Un événement d’ampleur.
Le salon de l’innovation commence dès la sortie du métro, où tous les encarts publicitaires sont réservés. La RATP, la région et des journaux nationaux. Toutes les entités soucieuses de montrer leur modernité technologique ont payé un spot de pub. Lorsque l’on sort de la station, l’ambiance monte à la vue de tous ces jeunes cadres dynamiques, la trentaine, chemises faussement croisées, discutant dans un franglais à faire rougir Molière. Ces jeunes hommes parlent de « scale », de « levée de fonds », et débattent, émerveillés, d’intelligence artificielle.
En tendant l’oreille, j’entends l’un d’eux dire que « Musk n’est pas si terrible ». Interloqué, je décide d’aller à la rencontre de ce jeune homme sûr de lui, barbe de trois jours faussement mal rasée, cheveux coiffés au peigne. Il me raconte être sur « un gros projet en ce moment ». Lui demandant plus de précisions, il me rétorque « que c’est un projet d’ampleur qui changera le monde », mais « qu’il ne peut pas m’en parler de peur qu’on lui vole l’idée ». Ne pouvant aller plus loin, je lui demande son avis sur Musk et ses récents engagements politiques. Il rétorque que « Musk a fait des erreurs, mais il faut essayer pour gagner (…) il a payé cette erreur en bourse et ça ne doit pas nous empêcher de voir toutes les belles choses qu’il a accomplies ». J’ai conclu en lui demandant quand est-ce qu’il souhaitait lancer son projet. Il me répondra simplement « qu’il attend que son manager veuille bien lui accorder sa rupture conventionnelle ». Encore un patron qui n’a pas la vision…

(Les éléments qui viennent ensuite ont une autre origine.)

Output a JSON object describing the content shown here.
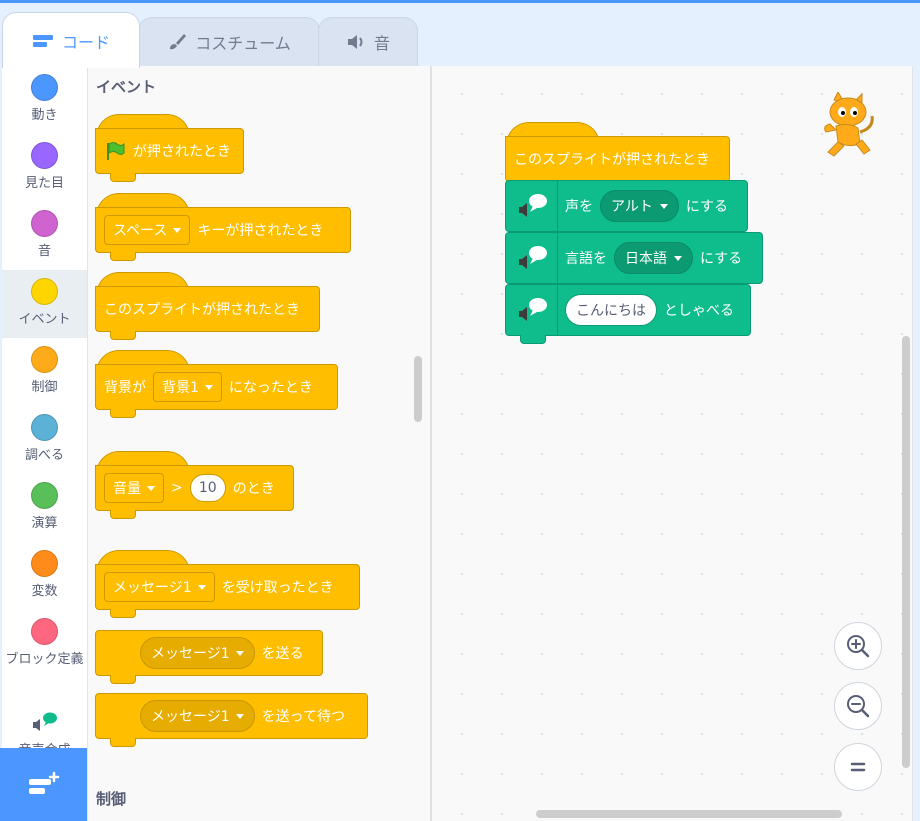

Une ambiance after-work mondaine
Une fois rentrés dans le parc des expositions, nous passons la porte du hall 1. Nous arrivons dans un lieu très dense avec des stands à perte de vue. Les couleurs sont ultra vives et les structures des stands particulièrement hautes ; tout est fait pour attirer l’œil et être vu de loin. En prenant de la hauteur, nous découvrons une vue d’ensemble et pouvons apercevoir les principaux financeurs du salon : Total, LVMH, Orange, L’Oréal et, en énorme, le stand du pays partenaire, le Canada. Ce premier aperçu est un peu surprenant, car au final, peu de porteurs de projets innovants sont mis en valeur, contrairement aux grands groupes qui sont, eux, omniprésents.

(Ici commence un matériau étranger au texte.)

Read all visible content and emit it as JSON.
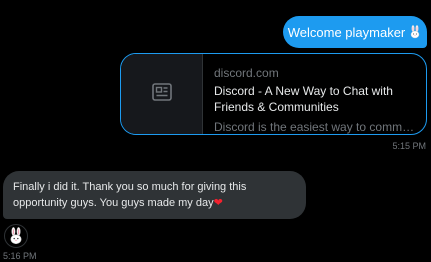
{
  "conversation": {
    "sent_message": {
      "text": "Welcome playmaker",
      "emoji": "rabbit-icon"
    },
    "link_card": {
      "domain": "discord.com",
      "title": "Discord - A New Way to Chat with Friends & Communities",
      "description": "Discord is the easiest way to commun…",
      "thumbnail_icon": "article-icon"
    },
    "sent_time": "5:15 PM",
    "received_message": {
      "text": "Finally i did it. Thank you so much for giving this opportunity guys. You guys made my day",
      "emoji": "❤"
    },
    "avatar_icon": "rabbit-avatar-icon",
    "received_time": "5:16 PM"
  },
  "colors": {
    "background": "#000000",
    "sent_bubble": "#1d9bf0",
    "received_bubble": "#2f3336",
    "card_border": "#1d9bf0",
    "muted_text": "#71767b",
    "heart": "#f4212e"
  }
}
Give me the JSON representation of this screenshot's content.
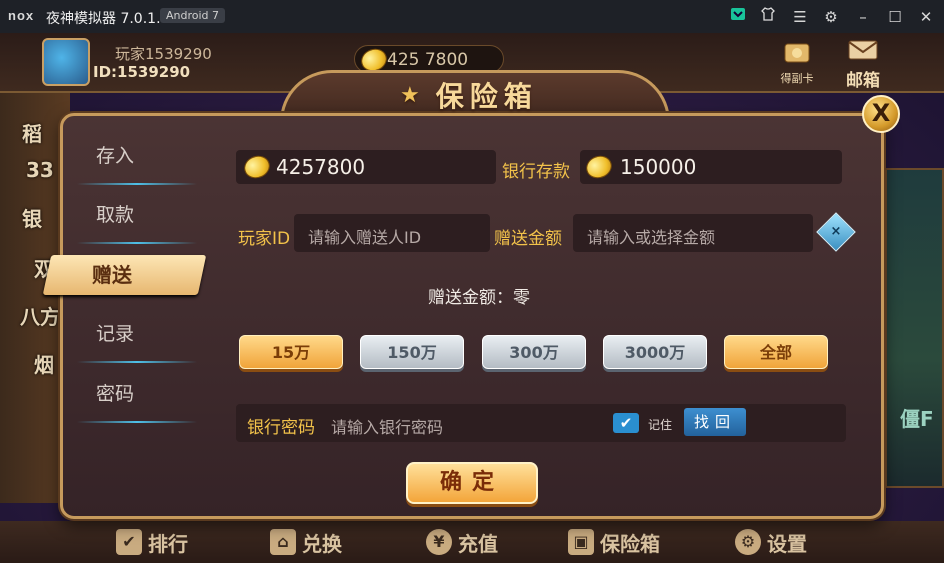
{
  "window": {
    "logo": "nox",
    "title": "夜神模拟器 7.0.1.0",
    "android_badge": "Android 7",
    "controls": [
      "store-icon",
      "shirt-icon",
      "menu-icon",
      "gear-icon",
      "minimize-icon",
      "maximize-icon",
      "close-icon"
    ]
  },
  "topbar": {
    "player_name": "玩家1539290",
    "player_id": "ID:1539290",
    "coins": "425 7800",
    "card_label": "得副卡",
    "mail_label": "邮箱"
  },
  "background": {
    "left_texts": [
      "稻",
      "33",
      "银",
      "双",
      "八方",
      "烟"
    ],
    "right_text": "僵F"
  },
  "dialog": {
    "title": "保险箱",
    "close_label": "X",
    "menu": [
      {
        "label": "存入",
        "active": false
      },
      {
        "label": "取款",
        "active": false
      },
      {
        "label": "赠送",
        "active": true
      },
      {
        "label": "记录",
        "active": false
      },
      {
        "label": "密码",
        "active": false
      }
    ],
    "balance": "4257800",
    "bank_label": "银行存款",
    "bank_balance": "150000",
    "player_id_label": "玩家ID",
    "player_id_placeholder": "请输入赠送人ID",
    "gift_amount_label": "赠送金额",
    "gift_amount_placeholder": "请输入或选择金额",
    "gift_summary_label": "赠送金额：",
    "gift_summary_value": "零",
    "amount_buttons": [
      {
        "label": "15万",
        "style": "gold"
      },
      {
        "label": "150万",
        "style": "silver"
      },
      {
        "label": "300万",
        "style": "silver"
      },
      {
        "label": "3000万",
        "style": "silver"
      },
      {
        "label": "全部",
        "style": "gold"
      }
    ],
    "password_label": "银行密码",
    "password_placeholder": "请输入银行密码",
    "remember_checked": true,
    "remember_label": "记住",
    "recover_label": "找回",
    "confirm_label": "确定"
  },
  "bottombar": [
    {
      "label": "排行",
      "icon": "check-icon"
    },
    {
      "label": "兑换",
      "icon": "shop-icon"
    },
    {
      "label": "充值",
      "icon": "yen-icon"
    },
    {
      "label": "保险箱",
      "icon": "briefcase-icon"
    },
    {
      "label": "设置",
      "icon": "gear-icon"
    }
  ],
  "colors": {
    "accent_gold": "#f2c24a",
    "border_gold": "#c69a5c",
    "panel": "#3f2a2c",
    "blue": "#2a8fd0"
  }
}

En se baladant, on se rend compte que beaucoup d’entrepreneurs sont en fait présents sur les stands régionaux. En effet, les régions ont toutes ramené leurs champions locaux à Paris pour montrer que la startup nation en province, c’est possible. Au stand Normandie, mon regard est attiré par un étrange véhicule ressemblant à une sauterelle. Ce véhicule électrique d’une dizaine de places est destiné au ramassage scolaire et aux petites communes ayant besoin de transporter des usagers. Point central de l’innovation : les passagers peuvent pédaler pour recharger la batterie.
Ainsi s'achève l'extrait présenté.